A disturbing trend has emerged in our elections: Fewer and fewer races are truly competitive, but the ones that are see a surge of spending by outside groups.
As a result of the U.S. Supreme Court’s Citizens United decision and a related lower court ruling, outside groups are increasingly outspending candidates’ own campaigns, according to a new Issue One analysis of data from the Center for Responsive Politics.
Between 2010, when the Citizens United decision was handed down, and 2016, outside groups have outspent candidates in 31 congressional races.
The sums of money involved are staggering.
Overall, according to the nonpartisan Center for Responsive Politics, the 2016 presidential and congressional elections cost $6.4 billion. Outside groups — that is, super PACs and “dark money” groups — accounted for $1.4 billion of that sum, or roughly 22 percent of the total spending in the election.
A decade earlier, outside groups accounted for about 2 percent of the $2.9 billion spent during the 2006 midterm elections.
Unlike candidates, who are limited in how much money they can accept from any individual donor, super PACs and “dark money” groups have no limits on how much they can accept or how much they can spend.
In the landmark 1976 case Buckley v. Valeo, the U.S. Supreme Court rejected limitations on outside spending, based on the idea that spending that is “wholly” and “totally” independent from candidates is not corrupting. Yet the reality is that independent expenditures such as TV ads are often anything but independent.

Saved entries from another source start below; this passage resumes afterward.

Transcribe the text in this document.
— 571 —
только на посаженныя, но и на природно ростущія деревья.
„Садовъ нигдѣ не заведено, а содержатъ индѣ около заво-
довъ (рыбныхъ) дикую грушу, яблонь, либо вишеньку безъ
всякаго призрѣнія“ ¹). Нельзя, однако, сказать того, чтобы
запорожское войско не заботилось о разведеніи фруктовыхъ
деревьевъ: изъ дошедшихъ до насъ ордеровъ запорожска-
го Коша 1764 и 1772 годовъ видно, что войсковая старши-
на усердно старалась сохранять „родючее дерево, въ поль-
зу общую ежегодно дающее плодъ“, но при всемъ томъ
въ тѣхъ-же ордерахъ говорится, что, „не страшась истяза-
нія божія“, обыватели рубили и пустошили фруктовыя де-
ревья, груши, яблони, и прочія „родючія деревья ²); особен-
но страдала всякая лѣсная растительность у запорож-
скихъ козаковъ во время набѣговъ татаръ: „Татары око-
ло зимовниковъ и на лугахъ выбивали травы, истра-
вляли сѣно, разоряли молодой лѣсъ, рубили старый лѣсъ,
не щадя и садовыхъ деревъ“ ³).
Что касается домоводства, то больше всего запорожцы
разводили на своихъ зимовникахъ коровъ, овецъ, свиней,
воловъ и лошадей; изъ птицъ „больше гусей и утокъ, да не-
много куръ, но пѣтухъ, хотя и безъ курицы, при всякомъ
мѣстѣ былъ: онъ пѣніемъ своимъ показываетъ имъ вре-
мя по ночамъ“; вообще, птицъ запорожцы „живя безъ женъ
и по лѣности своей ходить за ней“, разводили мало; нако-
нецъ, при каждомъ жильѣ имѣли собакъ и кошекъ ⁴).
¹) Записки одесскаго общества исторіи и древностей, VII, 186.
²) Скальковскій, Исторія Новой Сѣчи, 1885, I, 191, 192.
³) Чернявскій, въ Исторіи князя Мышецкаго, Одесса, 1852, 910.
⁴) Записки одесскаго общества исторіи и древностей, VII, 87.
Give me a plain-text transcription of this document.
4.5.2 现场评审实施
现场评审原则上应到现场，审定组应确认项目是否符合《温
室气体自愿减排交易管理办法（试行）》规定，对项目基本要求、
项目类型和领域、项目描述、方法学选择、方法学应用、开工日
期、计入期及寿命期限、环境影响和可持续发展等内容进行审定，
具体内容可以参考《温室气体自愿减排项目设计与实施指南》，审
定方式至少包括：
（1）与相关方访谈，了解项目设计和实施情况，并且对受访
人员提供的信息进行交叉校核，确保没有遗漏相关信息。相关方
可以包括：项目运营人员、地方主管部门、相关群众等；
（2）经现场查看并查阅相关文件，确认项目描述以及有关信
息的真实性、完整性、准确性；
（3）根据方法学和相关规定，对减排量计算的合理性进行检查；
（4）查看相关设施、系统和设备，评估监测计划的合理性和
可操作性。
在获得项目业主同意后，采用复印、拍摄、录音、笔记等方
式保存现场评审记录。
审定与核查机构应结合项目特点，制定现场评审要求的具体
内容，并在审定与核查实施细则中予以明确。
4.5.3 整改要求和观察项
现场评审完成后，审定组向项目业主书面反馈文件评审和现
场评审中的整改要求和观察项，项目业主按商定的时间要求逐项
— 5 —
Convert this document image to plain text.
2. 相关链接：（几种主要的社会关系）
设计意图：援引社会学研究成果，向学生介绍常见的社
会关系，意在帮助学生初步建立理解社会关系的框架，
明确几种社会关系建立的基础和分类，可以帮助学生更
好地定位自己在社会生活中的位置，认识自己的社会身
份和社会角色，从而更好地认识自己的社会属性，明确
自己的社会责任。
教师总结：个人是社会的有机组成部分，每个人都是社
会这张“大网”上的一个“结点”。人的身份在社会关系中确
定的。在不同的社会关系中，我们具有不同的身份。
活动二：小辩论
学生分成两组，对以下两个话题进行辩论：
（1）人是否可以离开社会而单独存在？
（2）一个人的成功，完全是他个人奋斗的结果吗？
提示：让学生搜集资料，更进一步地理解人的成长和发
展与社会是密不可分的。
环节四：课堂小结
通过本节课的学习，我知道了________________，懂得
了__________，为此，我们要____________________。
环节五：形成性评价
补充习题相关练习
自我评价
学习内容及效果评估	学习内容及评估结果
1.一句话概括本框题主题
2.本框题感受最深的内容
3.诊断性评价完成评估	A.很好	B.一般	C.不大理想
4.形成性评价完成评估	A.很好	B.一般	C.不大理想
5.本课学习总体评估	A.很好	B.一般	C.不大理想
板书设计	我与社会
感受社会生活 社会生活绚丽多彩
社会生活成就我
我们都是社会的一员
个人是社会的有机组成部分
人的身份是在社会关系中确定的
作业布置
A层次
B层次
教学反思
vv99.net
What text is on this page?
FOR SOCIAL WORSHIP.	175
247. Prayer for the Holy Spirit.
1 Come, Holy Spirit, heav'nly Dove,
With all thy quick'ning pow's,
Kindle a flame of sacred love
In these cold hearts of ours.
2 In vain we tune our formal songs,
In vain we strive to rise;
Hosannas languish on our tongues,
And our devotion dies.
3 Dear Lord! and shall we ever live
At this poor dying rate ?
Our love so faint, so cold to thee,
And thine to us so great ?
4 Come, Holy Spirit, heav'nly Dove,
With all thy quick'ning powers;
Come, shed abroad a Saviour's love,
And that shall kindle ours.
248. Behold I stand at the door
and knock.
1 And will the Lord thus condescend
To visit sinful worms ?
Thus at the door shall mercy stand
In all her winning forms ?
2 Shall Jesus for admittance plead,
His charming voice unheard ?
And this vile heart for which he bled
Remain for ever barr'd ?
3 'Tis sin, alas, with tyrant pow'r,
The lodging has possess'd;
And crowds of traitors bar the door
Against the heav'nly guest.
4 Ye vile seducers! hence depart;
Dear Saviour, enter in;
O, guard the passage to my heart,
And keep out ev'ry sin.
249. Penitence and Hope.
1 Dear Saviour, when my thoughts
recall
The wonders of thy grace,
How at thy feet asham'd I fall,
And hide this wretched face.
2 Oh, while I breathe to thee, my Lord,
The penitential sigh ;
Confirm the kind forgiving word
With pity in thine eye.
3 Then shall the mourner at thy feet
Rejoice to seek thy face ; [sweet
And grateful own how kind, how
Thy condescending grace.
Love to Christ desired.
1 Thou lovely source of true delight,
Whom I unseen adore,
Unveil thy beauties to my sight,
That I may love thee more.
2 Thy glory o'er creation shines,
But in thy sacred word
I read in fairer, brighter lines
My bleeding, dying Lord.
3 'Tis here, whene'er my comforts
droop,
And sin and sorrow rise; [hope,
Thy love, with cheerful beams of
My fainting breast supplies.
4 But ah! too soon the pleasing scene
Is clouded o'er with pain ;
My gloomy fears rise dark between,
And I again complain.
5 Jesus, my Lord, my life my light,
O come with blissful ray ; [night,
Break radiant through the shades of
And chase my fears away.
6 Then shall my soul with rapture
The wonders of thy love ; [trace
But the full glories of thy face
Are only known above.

As Issue One highlighted in our The Price of Power report, the threat of outside spending in elections often drives members of Congress fundraise dozens of hours each week, rather than focusing on their legislative duties.
Election observers currently expect about 50 U.S. House and U.S. Senate races to be highly competitive in 2018. Odds are that outside groups will outspend the candidates in at least one in five of these races — and possibly more.